Tuesday, August 24, 2004


Workers’ comp reform
needed to erase ‘F’ grade


State legislative leaders say workers' compensation proposals by the Lingle administration would take benefits away from workers.

WORKERS' compensation costs have been a major headache for Hawaii employers for years, but labor unions have successfully prevented reform. Embracing the hard-line union stance, legislative finance leaders argued in Sunday's Insight section that reform would result in benefits being taken away from workers. Actually, the Lingle administration's reform proposal, rejected by this year's Legislature, would have created a workers' comp system shared by employers and employees.

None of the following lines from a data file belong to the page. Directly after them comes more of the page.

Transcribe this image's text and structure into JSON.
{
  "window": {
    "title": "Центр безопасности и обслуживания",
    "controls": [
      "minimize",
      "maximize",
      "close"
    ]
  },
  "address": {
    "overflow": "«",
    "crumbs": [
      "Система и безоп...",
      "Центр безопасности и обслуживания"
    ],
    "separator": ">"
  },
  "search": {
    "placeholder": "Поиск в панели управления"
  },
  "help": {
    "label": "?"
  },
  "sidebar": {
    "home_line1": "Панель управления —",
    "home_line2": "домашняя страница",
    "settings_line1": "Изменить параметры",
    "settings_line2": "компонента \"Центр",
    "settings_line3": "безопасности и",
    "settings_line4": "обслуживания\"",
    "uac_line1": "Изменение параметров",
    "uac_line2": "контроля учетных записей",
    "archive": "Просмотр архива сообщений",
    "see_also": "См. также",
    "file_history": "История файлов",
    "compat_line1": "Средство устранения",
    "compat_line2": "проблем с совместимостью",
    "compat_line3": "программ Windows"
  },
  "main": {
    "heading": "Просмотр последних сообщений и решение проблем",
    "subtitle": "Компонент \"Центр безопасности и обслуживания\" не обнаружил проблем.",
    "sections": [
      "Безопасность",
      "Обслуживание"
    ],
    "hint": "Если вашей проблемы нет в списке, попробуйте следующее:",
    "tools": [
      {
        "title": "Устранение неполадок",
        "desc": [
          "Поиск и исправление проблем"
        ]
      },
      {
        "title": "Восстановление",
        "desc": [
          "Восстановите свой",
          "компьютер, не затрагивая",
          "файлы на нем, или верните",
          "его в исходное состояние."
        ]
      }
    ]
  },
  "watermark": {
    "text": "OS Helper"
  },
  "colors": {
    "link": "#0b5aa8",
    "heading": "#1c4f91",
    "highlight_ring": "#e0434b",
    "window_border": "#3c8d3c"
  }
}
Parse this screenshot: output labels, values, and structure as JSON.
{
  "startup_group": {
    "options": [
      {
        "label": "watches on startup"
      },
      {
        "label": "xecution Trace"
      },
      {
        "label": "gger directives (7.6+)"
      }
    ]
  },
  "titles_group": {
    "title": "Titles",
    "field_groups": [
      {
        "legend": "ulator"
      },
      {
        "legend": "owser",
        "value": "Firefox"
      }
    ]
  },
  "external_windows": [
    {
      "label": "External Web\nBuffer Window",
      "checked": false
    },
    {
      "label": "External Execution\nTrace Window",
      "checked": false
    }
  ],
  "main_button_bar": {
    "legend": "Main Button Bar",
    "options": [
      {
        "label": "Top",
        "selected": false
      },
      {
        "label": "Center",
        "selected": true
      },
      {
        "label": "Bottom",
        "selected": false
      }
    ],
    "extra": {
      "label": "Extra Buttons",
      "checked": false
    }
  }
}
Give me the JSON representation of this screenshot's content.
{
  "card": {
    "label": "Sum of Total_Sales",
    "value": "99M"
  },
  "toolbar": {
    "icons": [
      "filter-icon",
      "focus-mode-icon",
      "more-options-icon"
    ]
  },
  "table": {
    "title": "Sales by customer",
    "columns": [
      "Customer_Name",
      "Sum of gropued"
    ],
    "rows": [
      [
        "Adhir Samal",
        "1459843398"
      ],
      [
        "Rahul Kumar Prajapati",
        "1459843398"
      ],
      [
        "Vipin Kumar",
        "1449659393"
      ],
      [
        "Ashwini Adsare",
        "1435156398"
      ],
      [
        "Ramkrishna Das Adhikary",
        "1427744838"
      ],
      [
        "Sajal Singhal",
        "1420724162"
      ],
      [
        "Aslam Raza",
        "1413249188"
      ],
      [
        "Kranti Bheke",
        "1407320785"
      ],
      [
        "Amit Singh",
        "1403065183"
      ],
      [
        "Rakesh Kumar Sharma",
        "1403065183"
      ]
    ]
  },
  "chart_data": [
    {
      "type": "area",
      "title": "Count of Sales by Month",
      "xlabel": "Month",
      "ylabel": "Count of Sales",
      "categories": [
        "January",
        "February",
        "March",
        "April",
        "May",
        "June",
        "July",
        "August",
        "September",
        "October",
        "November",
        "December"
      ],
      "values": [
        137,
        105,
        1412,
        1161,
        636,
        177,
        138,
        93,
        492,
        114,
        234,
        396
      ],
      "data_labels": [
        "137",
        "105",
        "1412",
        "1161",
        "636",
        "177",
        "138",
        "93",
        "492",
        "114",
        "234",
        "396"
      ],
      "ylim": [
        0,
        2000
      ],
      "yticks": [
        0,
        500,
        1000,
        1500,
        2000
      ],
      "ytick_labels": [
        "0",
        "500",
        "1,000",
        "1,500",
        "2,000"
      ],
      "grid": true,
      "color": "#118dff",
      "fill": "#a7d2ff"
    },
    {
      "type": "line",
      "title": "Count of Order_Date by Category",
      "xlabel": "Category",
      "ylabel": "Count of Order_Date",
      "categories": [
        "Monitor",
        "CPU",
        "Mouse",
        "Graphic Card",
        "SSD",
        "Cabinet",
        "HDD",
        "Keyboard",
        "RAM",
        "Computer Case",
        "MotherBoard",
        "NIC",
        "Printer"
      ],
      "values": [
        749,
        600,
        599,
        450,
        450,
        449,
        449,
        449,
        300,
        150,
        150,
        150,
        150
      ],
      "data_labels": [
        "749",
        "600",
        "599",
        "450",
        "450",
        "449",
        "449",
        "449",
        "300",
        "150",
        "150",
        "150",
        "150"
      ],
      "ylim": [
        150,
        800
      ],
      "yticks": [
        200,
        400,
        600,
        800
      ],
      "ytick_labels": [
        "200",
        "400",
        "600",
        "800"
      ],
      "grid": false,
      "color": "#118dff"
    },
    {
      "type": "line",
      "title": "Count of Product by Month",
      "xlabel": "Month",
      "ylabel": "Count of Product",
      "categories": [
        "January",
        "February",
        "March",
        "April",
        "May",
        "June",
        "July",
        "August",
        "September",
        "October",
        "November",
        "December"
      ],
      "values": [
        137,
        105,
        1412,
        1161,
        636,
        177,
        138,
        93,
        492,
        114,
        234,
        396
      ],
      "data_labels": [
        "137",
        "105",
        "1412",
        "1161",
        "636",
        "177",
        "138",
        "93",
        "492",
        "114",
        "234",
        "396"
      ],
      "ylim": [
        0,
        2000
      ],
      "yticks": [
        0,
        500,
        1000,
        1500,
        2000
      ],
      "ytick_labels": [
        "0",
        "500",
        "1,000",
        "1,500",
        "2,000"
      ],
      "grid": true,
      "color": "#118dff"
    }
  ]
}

Hawaii employers paid $3.48 in workers' comp payments for every $100 of payroll in 2002, second only to California ($5.23) and Florida ($4.50). Those two states responded to the news this year by enacting remedial legislation. Hawaii lawmakers refused to enact a sensible nine-point reform bill proposed by Lingle to address the problem.

Earlier this month, the Work Loss Data Institute gave Hawaii an "F" for its workers' comp system, pointing out that 22.6 percent of injured workers stayed off the job for more than 30 days, a much higher percentage that those of other states. When a person stays away from work for more than a month because of injury, the cost to the employer exceeds $50,000, according to the institute.

A more recent study of the National Academy of Social Insurance found that Hawaii employers paid more to replace injured workers than on their medical spending in 2002. The $268 million spent on workers' comp consisted of $162 million in payments for lost wages and $106 million for medical care.

"This latest study confirms what the business community and the Lingle-Aiona administration have known for quite some time -- that our workers' compensation system is broken," said state Labor Director Nelson Befitel.

In a speech this month to the Rotary Club of Honolulu, Governor Lingle chastised the Democratic Legislature for blocking her reform proposal. In Sunday's Star-Bulletin, Brian Taniguchi, chairman of the Senate Ways and Means Committee, and Dwight Takemine, chairman of the House Finance Committee, responded that Lingle's proposal "would have taken away legitimate benefits from workers."

The Lingle proposal would change -- not take away -- the way an employee is able to choose his or her doctor for treatment of serious job-related ailments. An injured or ailing employee is now allowed to reject the employer's choice of physician and choose another doctor.

Under the reform measure, a company could provide employees with a list of at least three employer-designated physicians from whom to choose. After four months of treatment, the employee could see a physician not on the list. That system would prevent abuses such as an employee getting a friendly doctor's sham diagnosis in order to obtain workers' comp benefits.

The reform also includes changes recommended by the state Supreme Court seven years ago to an absurd law that allows employees to collect workers' comp for stress caused by disciplinary actions, regardless of whether the discipline was justified. At the behest of organized labor, Senate Labor Chairman Brian Kanno continues to be the prime obstructionist of the amendment.